Stefan Bondy, New York Daily News

Mitchell Robinson is on his third season with his third coach and third mentor, with the same question lingering about whether he’ll finally graduate to New York’s starting center.

The Knicks aren’t betrothing starting spots to a roster devoid of All-Stars, and there will certainly be debate at center over Mitchell, the 22-year-old explosive prospect, and new signee Nerlens Noel.

Robinson carries the upside but also rawness. David Fizdale and Mike Miller were only comfortable enough to start him 26 games over two seasons, as foul trouble drained his minutes. DeAndre Jordan was tasked with teaching Mitchell as a rookie. Then it was Taj Gibson. Now it’s Noel.

“I just want to mentor him any way possible,” Noel said. “Whatever position we play throughout the season will play itself out. I want to be a big brother to him and give him a lot of advice throughout the season.”

Noel, 26, was a solid signing for the Knicks at $5 million, a defensive anchor whose career has already been a roller coaster. But it’s a one-year deal and Robinson has been promoted as a long-term solution.

Robinson, a 2018 second-round pick who took a year off after high school, is already eligible for a contract extension but, as of a two weeks ago, the Knicks had not yet engaged in those discussions, according to a source. The team has the option to wait until after the season to re-sign Robinson as a restricted free agent, which would also require them to tear up his $1.8 million team option for the 2021-22 season. Knicks president Leon Rose has not spoken to the media in over four months.

Perhaps it’s no coincidence Thibodeau used the terms “professionalism” and “discipline” when describing Robinson’s areas that require growth. It certainly applies to on the court, where Robinson misses rotations and commits touch fouls. There have also been questions about his commitment, specifically regarding Robinson’s experience with the Team USA Select Camp in 2019. Robinson arrived late – “there were all kinds of problems getting him to Vegas,” a Team USA source said — and left a poor impression on coaches and staff, according to sources.

Robinson left Vegas early while citing a knee injury.
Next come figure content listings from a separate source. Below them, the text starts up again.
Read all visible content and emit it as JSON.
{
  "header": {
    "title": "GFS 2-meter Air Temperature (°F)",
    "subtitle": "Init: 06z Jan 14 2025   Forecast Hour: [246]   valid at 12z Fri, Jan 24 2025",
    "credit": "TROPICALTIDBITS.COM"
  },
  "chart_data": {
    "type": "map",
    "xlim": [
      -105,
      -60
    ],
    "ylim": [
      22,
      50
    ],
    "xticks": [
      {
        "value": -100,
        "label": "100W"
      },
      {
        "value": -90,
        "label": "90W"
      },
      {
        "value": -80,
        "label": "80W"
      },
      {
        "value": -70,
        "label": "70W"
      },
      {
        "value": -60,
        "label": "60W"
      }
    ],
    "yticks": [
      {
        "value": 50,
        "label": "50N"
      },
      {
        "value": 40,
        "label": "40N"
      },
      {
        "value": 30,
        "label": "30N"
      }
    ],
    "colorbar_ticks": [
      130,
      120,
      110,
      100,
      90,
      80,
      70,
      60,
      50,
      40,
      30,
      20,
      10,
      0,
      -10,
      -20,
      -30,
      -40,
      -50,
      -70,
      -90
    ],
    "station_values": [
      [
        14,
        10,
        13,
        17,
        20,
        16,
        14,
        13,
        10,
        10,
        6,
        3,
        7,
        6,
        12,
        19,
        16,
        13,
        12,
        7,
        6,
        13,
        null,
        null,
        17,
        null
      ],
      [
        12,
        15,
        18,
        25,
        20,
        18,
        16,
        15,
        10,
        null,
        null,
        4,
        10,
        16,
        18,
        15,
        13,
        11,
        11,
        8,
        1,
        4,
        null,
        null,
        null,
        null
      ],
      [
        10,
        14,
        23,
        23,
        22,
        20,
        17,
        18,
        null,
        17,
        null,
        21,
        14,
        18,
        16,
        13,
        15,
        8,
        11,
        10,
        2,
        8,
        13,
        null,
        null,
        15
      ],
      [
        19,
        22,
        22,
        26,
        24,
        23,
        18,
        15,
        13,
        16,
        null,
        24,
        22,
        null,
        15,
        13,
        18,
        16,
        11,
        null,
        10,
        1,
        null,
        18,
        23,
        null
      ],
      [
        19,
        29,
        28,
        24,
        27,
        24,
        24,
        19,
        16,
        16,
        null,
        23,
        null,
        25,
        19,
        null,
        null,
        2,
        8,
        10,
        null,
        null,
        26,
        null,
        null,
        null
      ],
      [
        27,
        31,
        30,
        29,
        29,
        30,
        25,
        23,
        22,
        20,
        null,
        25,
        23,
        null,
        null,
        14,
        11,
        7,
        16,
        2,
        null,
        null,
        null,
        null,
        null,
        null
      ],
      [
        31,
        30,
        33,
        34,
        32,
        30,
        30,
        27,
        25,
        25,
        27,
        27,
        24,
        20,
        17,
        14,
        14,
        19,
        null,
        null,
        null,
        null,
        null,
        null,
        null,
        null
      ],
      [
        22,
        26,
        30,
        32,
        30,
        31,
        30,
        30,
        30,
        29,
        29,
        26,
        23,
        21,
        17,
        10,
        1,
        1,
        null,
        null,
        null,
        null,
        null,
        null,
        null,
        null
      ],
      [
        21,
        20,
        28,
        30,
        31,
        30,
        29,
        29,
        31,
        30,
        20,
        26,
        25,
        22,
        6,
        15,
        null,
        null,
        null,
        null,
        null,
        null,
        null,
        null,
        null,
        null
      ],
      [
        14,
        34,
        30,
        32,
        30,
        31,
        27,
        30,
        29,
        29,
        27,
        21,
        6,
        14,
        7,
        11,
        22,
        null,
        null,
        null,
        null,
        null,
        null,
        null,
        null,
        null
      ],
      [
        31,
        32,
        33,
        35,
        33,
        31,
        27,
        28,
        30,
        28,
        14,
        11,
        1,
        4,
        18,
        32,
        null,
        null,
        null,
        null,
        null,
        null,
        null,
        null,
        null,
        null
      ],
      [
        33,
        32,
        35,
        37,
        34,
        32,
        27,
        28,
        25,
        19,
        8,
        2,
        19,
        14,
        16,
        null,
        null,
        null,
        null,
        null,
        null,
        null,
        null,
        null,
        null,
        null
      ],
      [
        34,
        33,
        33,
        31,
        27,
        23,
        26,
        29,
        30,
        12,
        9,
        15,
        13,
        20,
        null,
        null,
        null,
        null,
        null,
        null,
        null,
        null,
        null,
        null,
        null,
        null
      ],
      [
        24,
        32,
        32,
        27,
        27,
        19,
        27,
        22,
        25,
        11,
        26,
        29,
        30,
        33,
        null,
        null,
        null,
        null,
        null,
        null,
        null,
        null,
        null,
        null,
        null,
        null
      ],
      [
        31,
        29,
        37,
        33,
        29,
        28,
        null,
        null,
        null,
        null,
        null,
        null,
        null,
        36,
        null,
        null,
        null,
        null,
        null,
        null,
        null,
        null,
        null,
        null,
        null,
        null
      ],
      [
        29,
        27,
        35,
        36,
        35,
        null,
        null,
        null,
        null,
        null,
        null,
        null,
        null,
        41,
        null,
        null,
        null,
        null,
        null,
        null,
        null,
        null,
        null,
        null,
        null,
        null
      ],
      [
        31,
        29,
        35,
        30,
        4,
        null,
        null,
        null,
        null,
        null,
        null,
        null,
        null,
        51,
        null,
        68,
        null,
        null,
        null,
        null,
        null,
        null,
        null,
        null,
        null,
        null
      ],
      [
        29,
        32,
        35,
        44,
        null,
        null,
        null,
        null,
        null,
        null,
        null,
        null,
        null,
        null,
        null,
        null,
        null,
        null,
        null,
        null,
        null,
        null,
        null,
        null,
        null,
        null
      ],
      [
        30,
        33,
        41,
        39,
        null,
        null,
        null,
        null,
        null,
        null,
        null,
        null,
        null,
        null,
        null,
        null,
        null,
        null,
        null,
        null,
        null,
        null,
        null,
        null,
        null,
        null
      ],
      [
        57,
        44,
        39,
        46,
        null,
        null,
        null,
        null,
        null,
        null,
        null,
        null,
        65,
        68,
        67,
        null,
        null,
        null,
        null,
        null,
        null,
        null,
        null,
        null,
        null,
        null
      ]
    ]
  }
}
He also left the Knicks’ voluntary minicamp in September for “personal reasons.” Assistant coach Mike Woodson traveled to New Orleans to work with Robinson, according to a source.

“He’s had some really good moments, but I think he’s got a long way to go,” Thibodeau said about his impressions of Robinson. “The work part, the professionalism to continue to grow to impact winning, there’s a lot of room for growth – I think the discipline to practice well each and every day.”

Thibodeau added that he’s excited to work with Robinson’s “unique” talent. He then pivoted to Noel.

“We’re very fortunate to have Nerlens Noel,” Thibodeau said. “In some ways, he’s very similar when you look at rim protection. I think he was second in the league. I also believe he was in the top five in finishing. We’re excited about both guys.”

The Knicks also drafted Obi Toppin, who is a natural power forward but could slide to center in small lineups. It’s going to be an interesting contest for frontcourt minutes.